In other contexts different sub-strings are dangerous, for example, if you write an user-provided URL into a link, the sub-string "javascript:" may be dangerous. The single quote character on the other hand is dangerous when interpolating strings in SQL queries, but perfectly safe if it is a part of a name submitted from a form or read from a database field.
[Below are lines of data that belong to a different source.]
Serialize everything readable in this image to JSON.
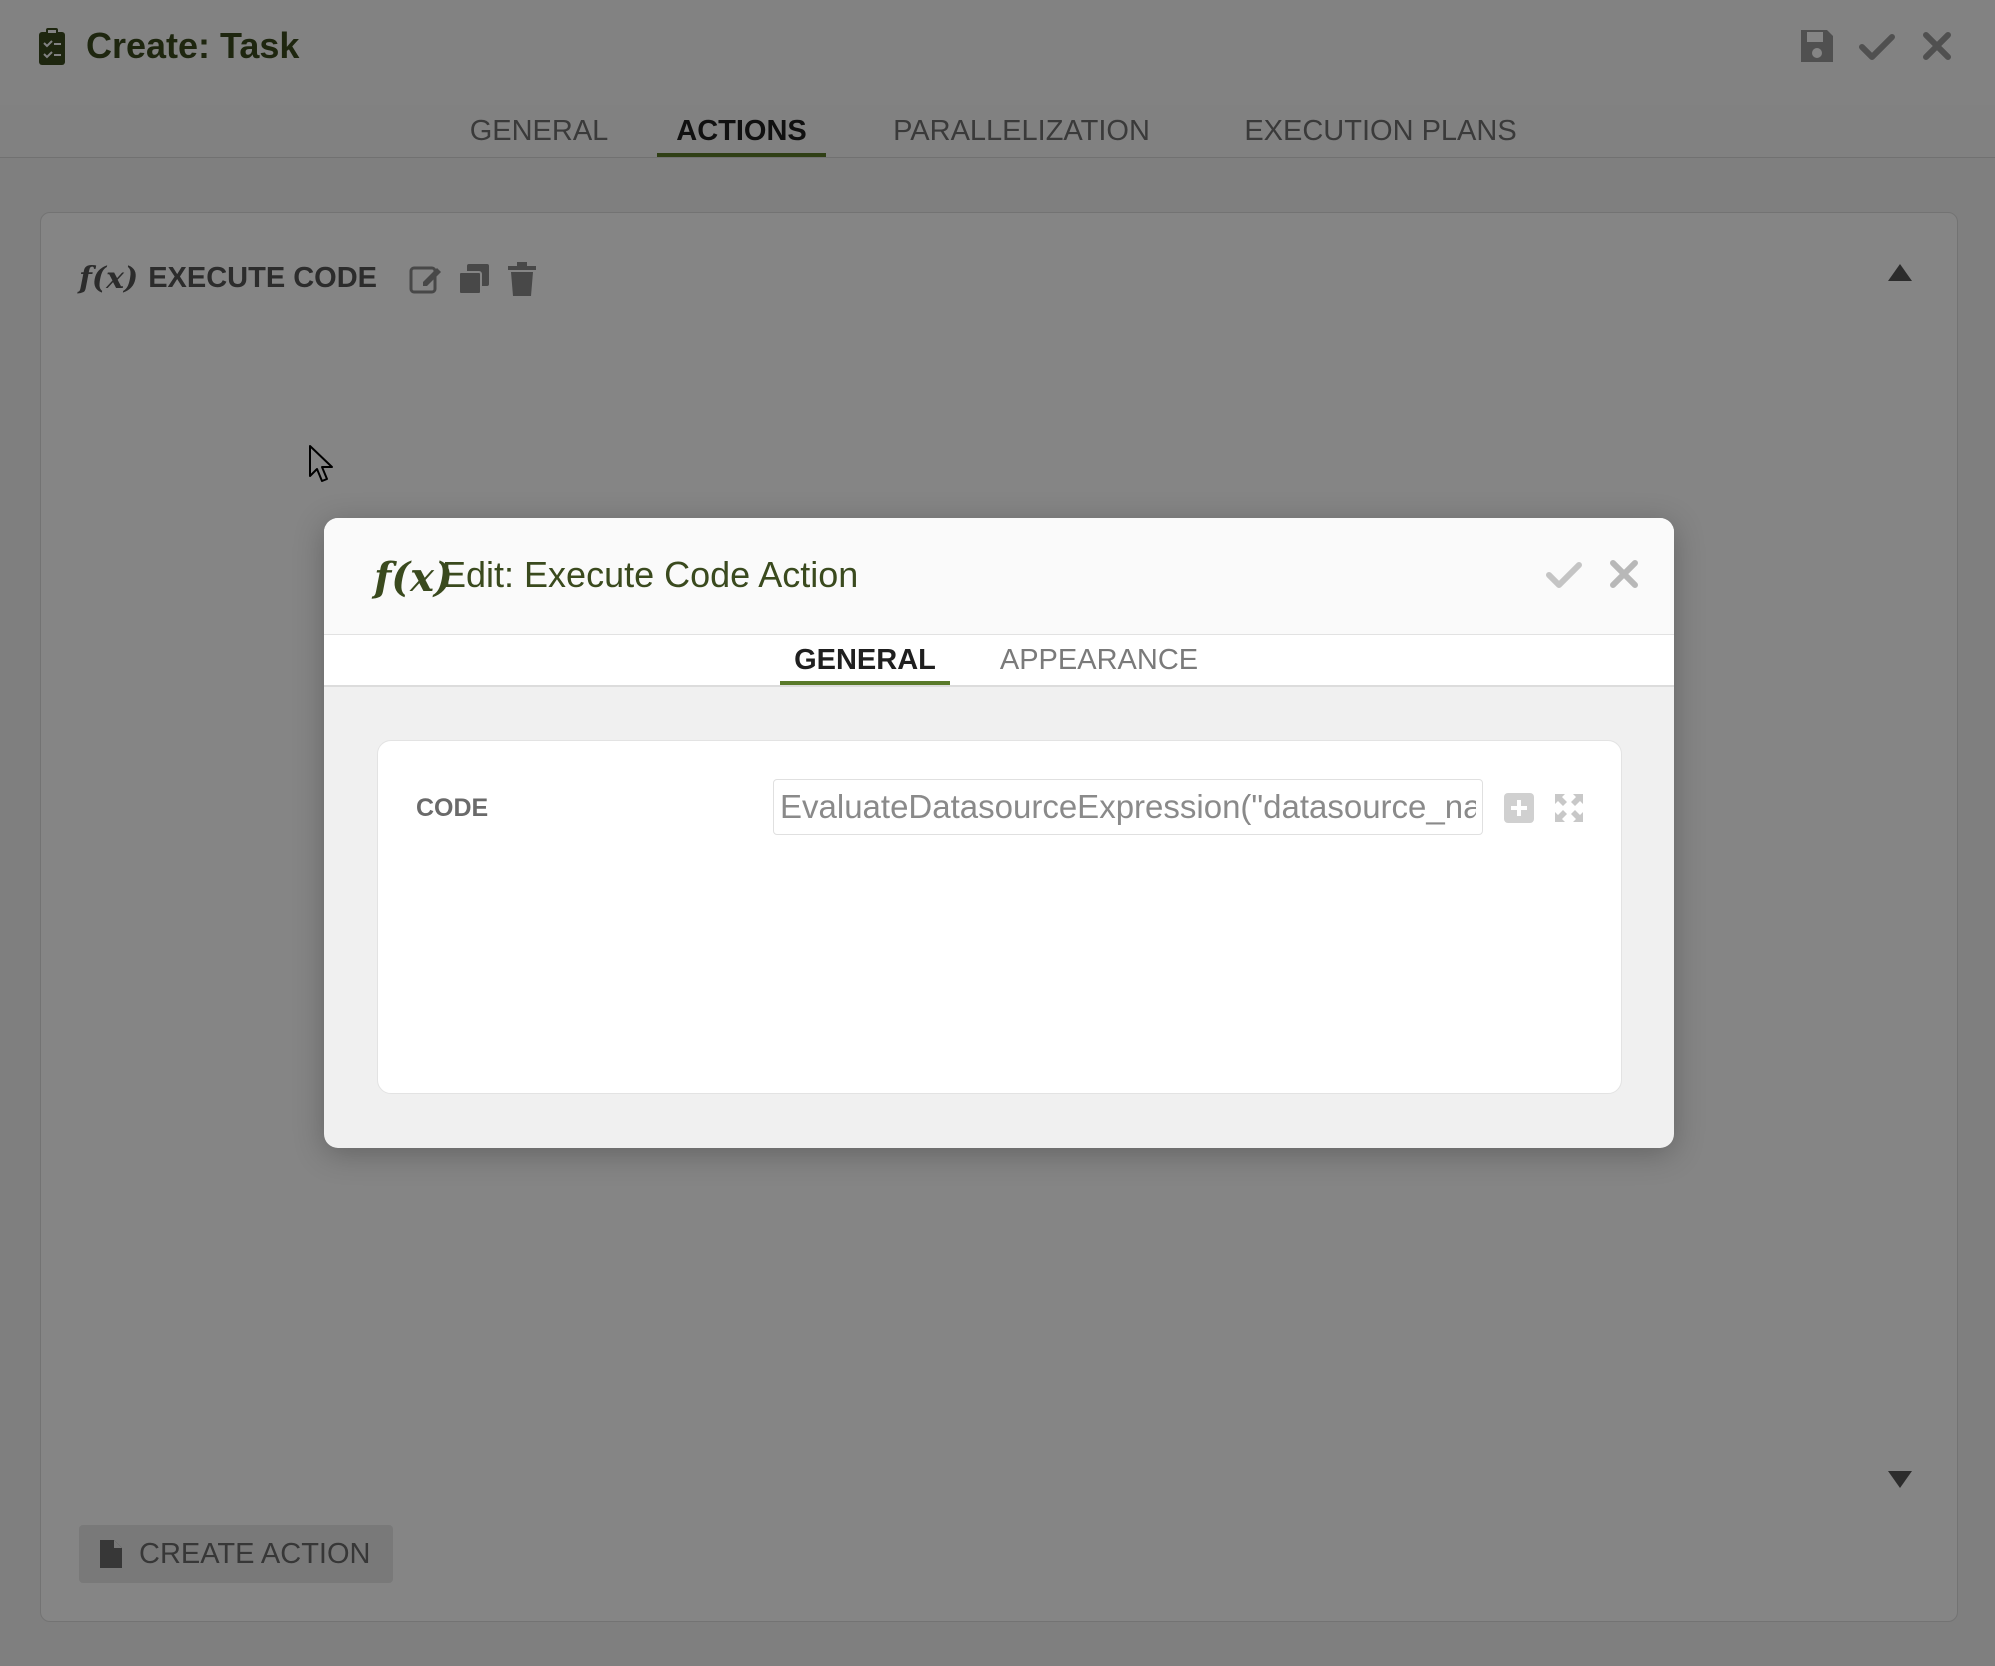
{
  "window": {
    "title": "Create: Task",
    "title_icon": "clipboard-check-icon",
    "actions": [
      "save-icon",
      "check-icon",
      "close-icon"
    ]
  },
  "main_tabs": [
    {
      "label": "GENERAL",
      "active": false
    },
    {
      "label": "ACTIONS",
      "active": true
    },
    {
      "label": "PARALLELIZATION",
      "active": false
    },
    {
      "label": "EXECUTION PLANS",
      "active": false
    }
  ],
  "panel": {
    "action_icon": "f(x)",
    "action_title": "EXECUTE CODE",
    "action_tools": [
      "edit-icon",
      "copy-icon",
      "trash-icon"
    ],
    "create_button_label": "CREATE ACTION"
  },
  "modal": {
    "icon": "f(x)",
    "title": "Edit: Execute Code Action",
    "tabs": [
      {
        "label": "GENERAL",
        "active": true
      },
      {
        "label": "APPEARANCE",
        "active": false
      }
    ],
    "field": {
      "label": "CODE",
      "value": "EvaluateDatasourceExpression(\"datasource_nan"
    }
  },
  "colors": {
    "accent": "#5a7a2a",
    "title_green": "#3a4a1e"
  }
}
The bottom line is: you can't filter random input for dangerous characters, because any character may be dangerous under the right circumstances. You should encode at the point where some specific characters may become dangerous because they cross into a different sub-language where they have special meaning. When you write a string to HTML, you should encode characters that have special meaning in HTML, using Server.HtmlEncode. If you pass a string to a dynamic SQL statement, you should encode different characters (or better, let the framework do it for you by using prepared statements or the like)..
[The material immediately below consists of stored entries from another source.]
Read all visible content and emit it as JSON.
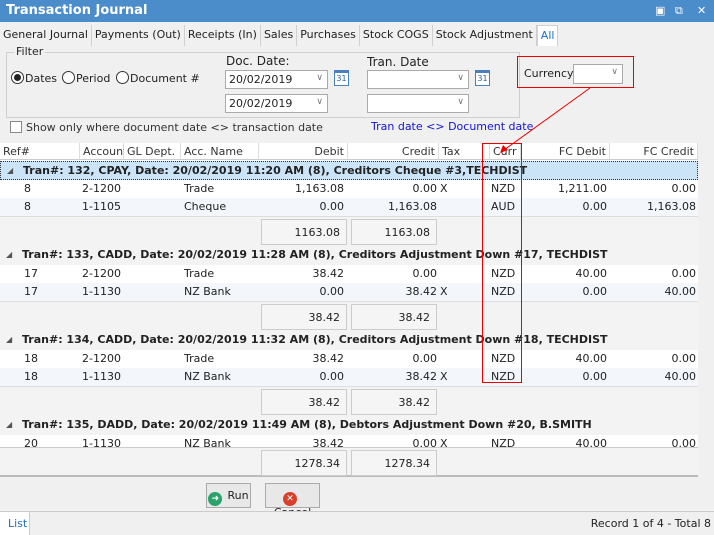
{
  "window": {
    "title": "Transaction Journal",
    "controls": [
      "pin-icon",
      "restore-icon",
      "close-icon"
    ]
  },
  "tabs": [
    {
      "label": "General Journal"
    },
    {
      "label": "Payments (Out)"
    },
    {
      "label": "Receipts (In)"
    },
    {
      "label": "Sales"
    },
    {
      "label": "Purchases"
    },
    {
      "label": "Stock COGS"
    },
    {
      "label": "Stock Adjustment"
    },
    {
      "label": "All",
      "active": true
    }
  ],
  "filter": {
    "title": "Filter",
    "radios": [
      {
        "label": "Dates",
        "checked": true
      },
      {
        "label": "Period",
        "checked": false
      },
      {
        "label": "Document #",
        "checked": false
      }
    ],
    "doc_date_label": "Doc. Date:",
    "doc_date_from": "20/02/2019",
    "doc_date_to": "20/02/2019",
    "tran_date_label": "Tran. Date",
    "tran_date_from": "",
    "tran_date_to": "",
    "calendar_text": "31",
    "currency_label": "Currency",
    "currency_value": "",
    "show_only_label": "Show only where document date <> transaction date",
    "show_only_checked": false,
    "tran_doc_link": "Tran date <> Document date"
  },
  "grid": {
    "columns": [
      "Ref#",
      "Account",
      "GL Dept.",
      "Acc. Name",
      "Debit",
      "Credit",
      "Tax",
      "Curr",
      "FC Debit",
      "FC Credit"
    ],
    "groups": [
      {
        "header": "Tran#: 132, CPAY, Date: 20/02/2019 11:20 AM (8), Creditors Cheque #3,TECHDIST",
        "selected": true,
        "rows": [
          [
            "8",
            "2-1200",
            "",
            "Trade",
            "1,163.08",
            "0.00",
            "X",
            "NZD",
            "1,211.00",
            "0.00"
          ],
          [
            "8",
            "1-1105",
            "",
            "Cheque",
            "0.00",
            "1,163.08",
            "",
            "AUD",
            "0.00",
            "1,163.08"
          ]
        ],
        "debit_total": "1163.08",
        "credit_total": "1163.08"
      },
      {
        "header": "Tran#: 133, CADD, Date: 20/02/2019 11:28 AM (8), Creditors Adjustment Down #17, TECHDIST",
        "rows": [
          [
            "17",
            "2-1200",
            "",
            "Trade",
            "38.42",
            "0.00",
            "",
            "NZD",
            "40.00",
            "0.00"
          ],
          [
            "17",
            "1-1130",
            "",
            "NZ Bank",
            "0.00",
            "38.42",
            "X",
            "NZD",
            "0.00",
            "40.00"
          ]
        ],
        "debit_total": "38.42",
        "credit_total": "38.42"
      },
      {
        "header": "Tran#: 134, CADD, Date: 20/02/2019 11:32 AM (8), Creditors Adjustment Down #18, TECHDIST",
        "rows": [
          [
            "18",
            "2-1200",
            "",
            "Trade",
            "38.42",
            "0.00",
            "",
            "NZD",
            "40.00",
            "0.00"
          ],
          [
            "18",
            "1-1130",
            "",
            "NZ Bank",
            "0.00",
            "38.42",
            "X",
            "NZD",
            "0.00",
            "40.00"
          ]
        ],
        "debit_total": "38.42",
        "credit_total": "38.42"
      },
      {
        "header": "Tran#: 135, DADD, Date: 20/02/2019 11:49 AM (8), Debtors Adjustment Down #20, B.SMITH",
        "rows": [
          [
            "20",
            "1-1130",
            "",
            "NZ Bank",
            "38.42",
            "0.00",
            "X",
            "NZD",
            "40.00",
            "0.00"
          ]
        ]
      }
    ],
    "grand_debit_total": "1278.34",
    "grand_credit_total": "1278.34"
  },
  "buttons": {
    "run": "Run",
    "cancel": "Cancel"
  },
  "status": {
    "tab": "List",
    "record": "Record 1 of 4 - Total 8"
  },
  "colors": {
    "titlebar": "#4b8dcb",
    "annotation": "#ee0000",
    "selected_row": "#cce4f7"
  }
}
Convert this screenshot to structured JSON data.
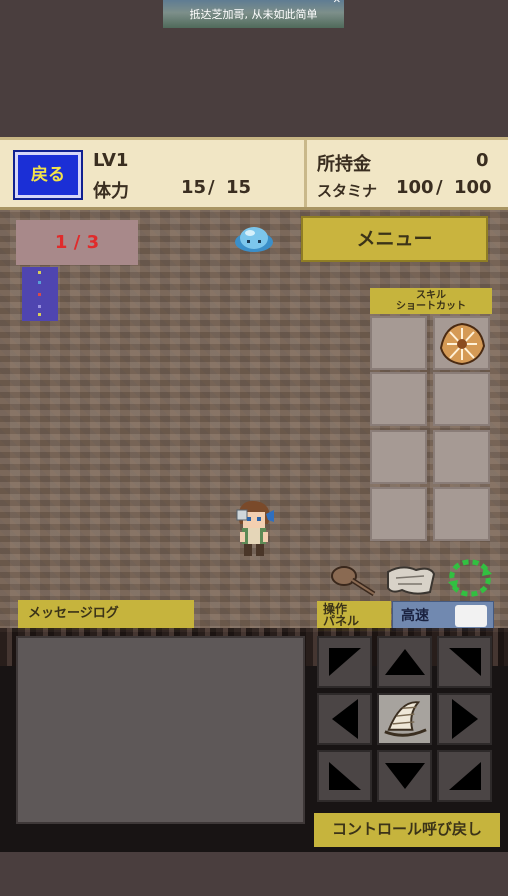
{
  "ad_banner": {
    "text": "抵达芝加哥, 从未如此简单",
    "icon": "close-x-icon"
  },
  "status": {
    "back_label": "戻る",
    "level_label": "LV1",
    "hp_label": "体力",
    "hp_current": "15",
    "hp_max": "15",
    "gold_label": "所持金",
    "gold_value": "0",
    "stamina_label": "スタミナ",
    "stamina_current": "100",
    "stamina_max": "100"
  },
  "floor": {
    "current": "1",
    "total": "3"
  },
  "menu_label": "メニュー",
  "skill_shortcut": {
    "line1": "スキル",
    "line2": "ショートカット"
  },
  "items_on_ground": [
    "wooden-club-icon",
    "cloth-map-icon"
  ],
  "message_log_label": "メッセージログ",
  "panel_label": {
    "line1": "操作",
    "line2": "パネル"
  },
  "speed_label": "高速",
  "control_recall_label": "コントロール呼び戻し",
  "colors": {
    "status_bg": "#f1e6c5",
    "back_button": "#1b2fd6",
    "accent_yellow": "#c6b43d",
    "floor_text": "#e02b2b",
    "minimap": "#4f45b0"
  }
}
When you are sure you HTML-encode everywhere you pass strings to HTML, then set ValidateRequest="false" in the <%@ Page ... %> directive in your .aspx file(s).

In .NET 4 you may need to do a little more. Sometimes it's necessary to also add <httpRuntime requestValidationMode="2.0" /> to web.config (reference).

2020/08/30
1090
8/30/2020 2:53:35 PM

There's a different solution to this error if you're using ASP.NET MVC:

C# sample:

[HttpPost, ValidateInput(false)]
public ActionResult Edit(FormCollection collection)
{
    // ...
}

Visual Basic sample:

<AcceptVerbs(HttpVerbs.Post), ValidateInput(False)> _
Function Edit(ByVal collection As FormCollection) As ActionResult
    ...
End Function
2020/06/02

In ASP.NET MVC (starting in version 3), you can add the AllowHtml attribute to a property on your model.
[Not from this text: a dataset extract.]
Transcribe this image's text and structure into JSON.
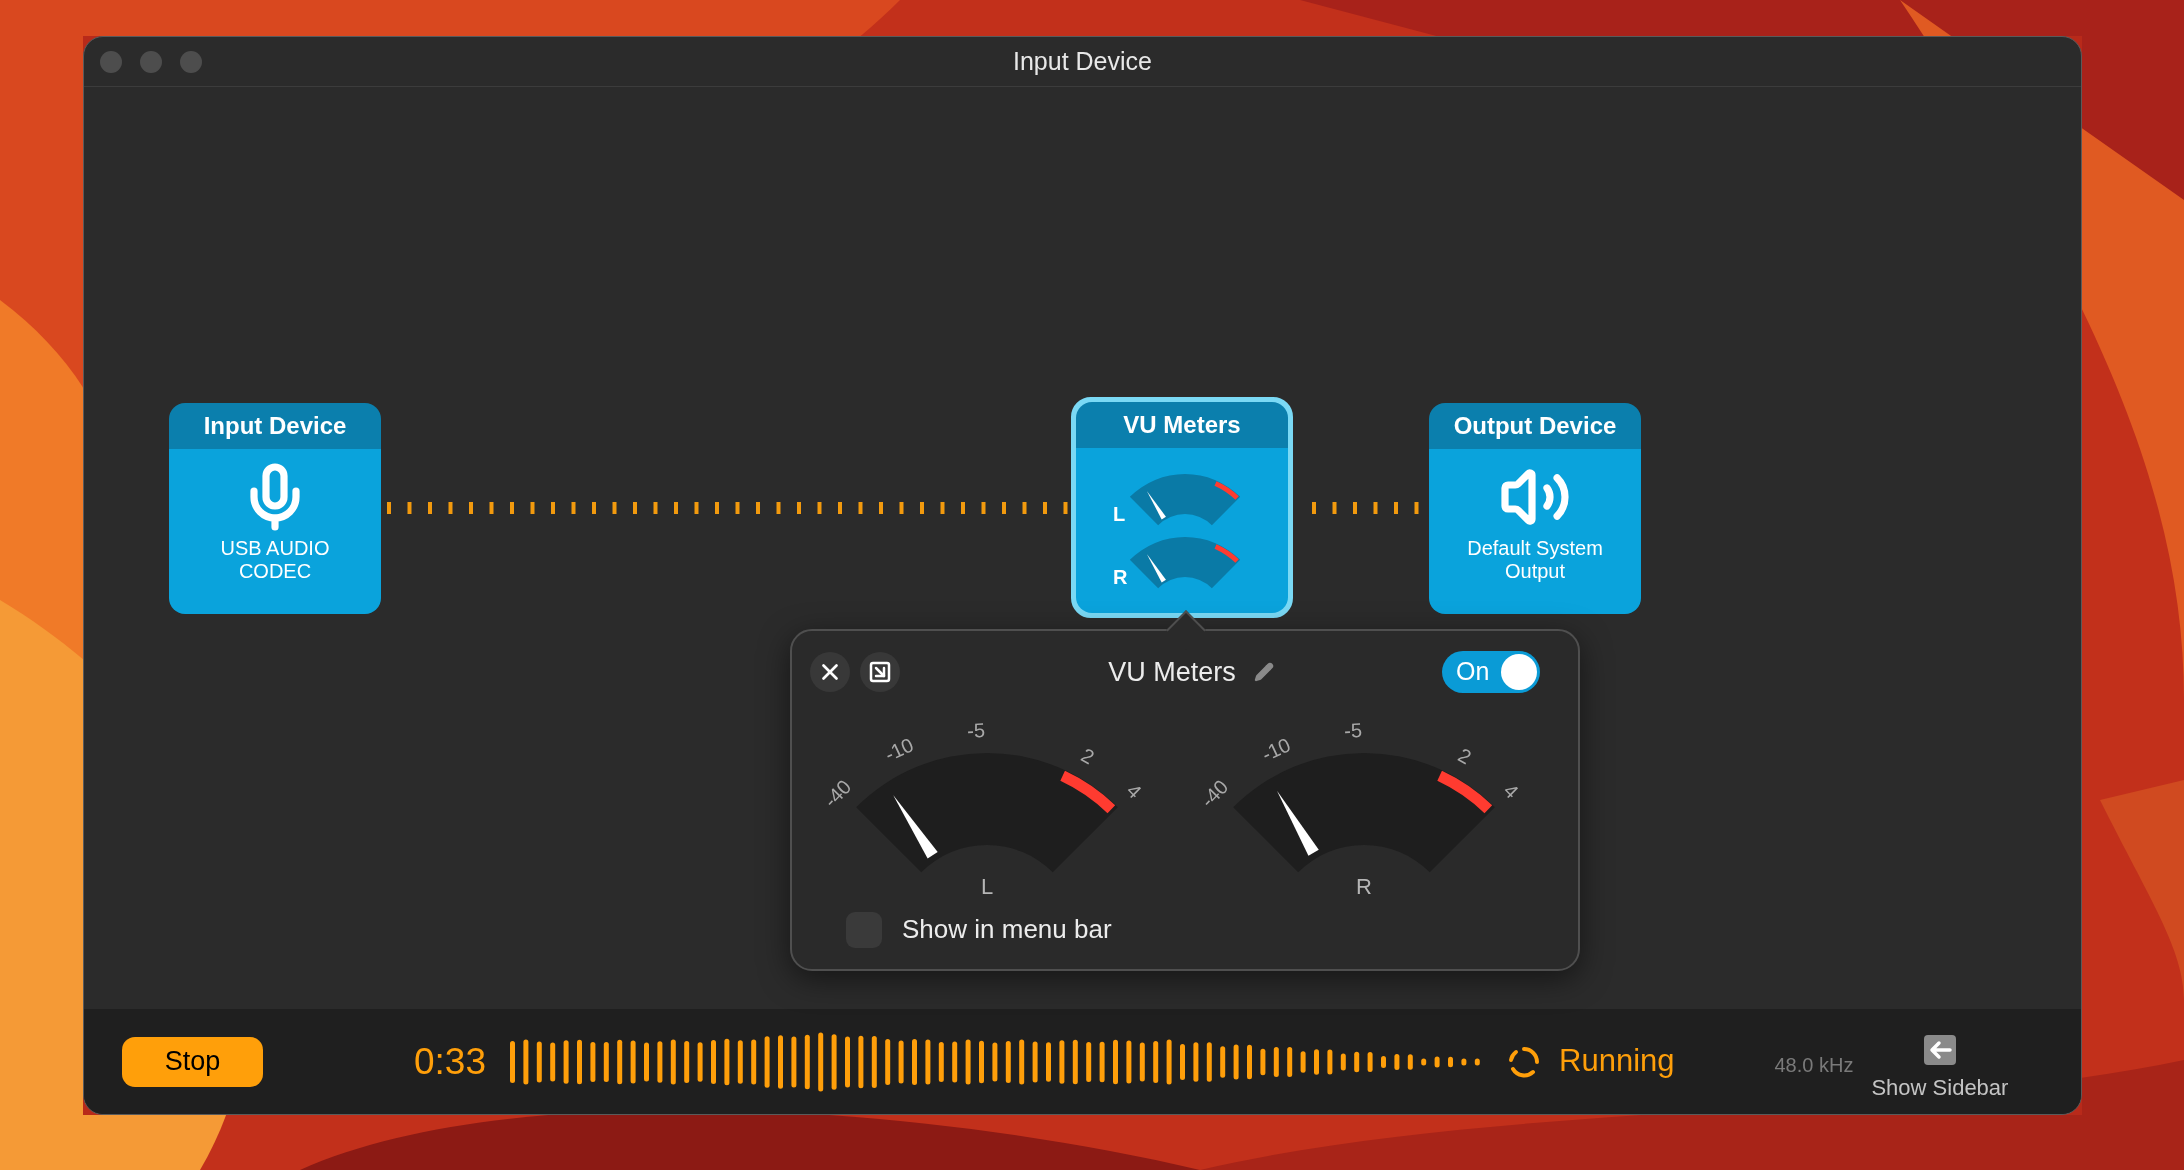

It allows a request to include HTML markup during model binding by skipping request validation for the property.

[AllowHtml]
public string Description { get; set; }
2018/04/17

If you are on .NET 4.0 make sure you add this in your web.config file inside the <system.web> tags:

<httpRuntime requestValidationMode="2.0" />

In .NET 2.0, request validation only applied to aspx requests. In .NET 4.0 this was expanded to include all requests. You can revert to only performing XSS validation when processing .aspx by specifying:

requestValidationMode="2.0"

You can disable request validate entirely by specifying:

validateRequest="false"
2017/06/23

For ASP.NET 4.0, you can allow markup as input for specific pages instead of the whole site by putting it all in a <location> element. This will make sure all your other pages are safe. You do NOT need to put ValidateRequest="false" in your .aspx page.

<configuration>
...
  <location path="MyFolder/.aspx">
    <system.web>
      <pages validateRequest="false" />
      <httpRuntime requestValidationMode="2.0" />
    </system.web>
  </location>
...
</configuration>

It is safer to control this inside your web.config, because you can see at a site level which pages allow markup as input.

You still need to programmatically validate input on pages where request validation is disabled.

2016/01/30

The previous answers are great, but nobody said how to exclude a single field from being validated for HTML/JavaScript injections. I don't know about previous versions, but in MVC3 Beta you can do this:

[HttpPost, ValidateInput(true, Exclude = "YourFieldName")]
public virtual ActionResult Edit(int id, FormCollection collection)
{
    ...
}

This still validates all the fields except for the excluded one. The nice thing about this is that your validation attributes still validate the field, but you just don't get the "A potentially dangerous Request.Form value was detected from the client" exceptions.

I've used this for validating a regular expression. I've made my own ValidationAttribute to see if the regular expression is valid or not. As regular expressions can contain something that looks like a script I applied the above code - the regular expression is still being checked if it's valid or not, but not if it contains scripts or HTML.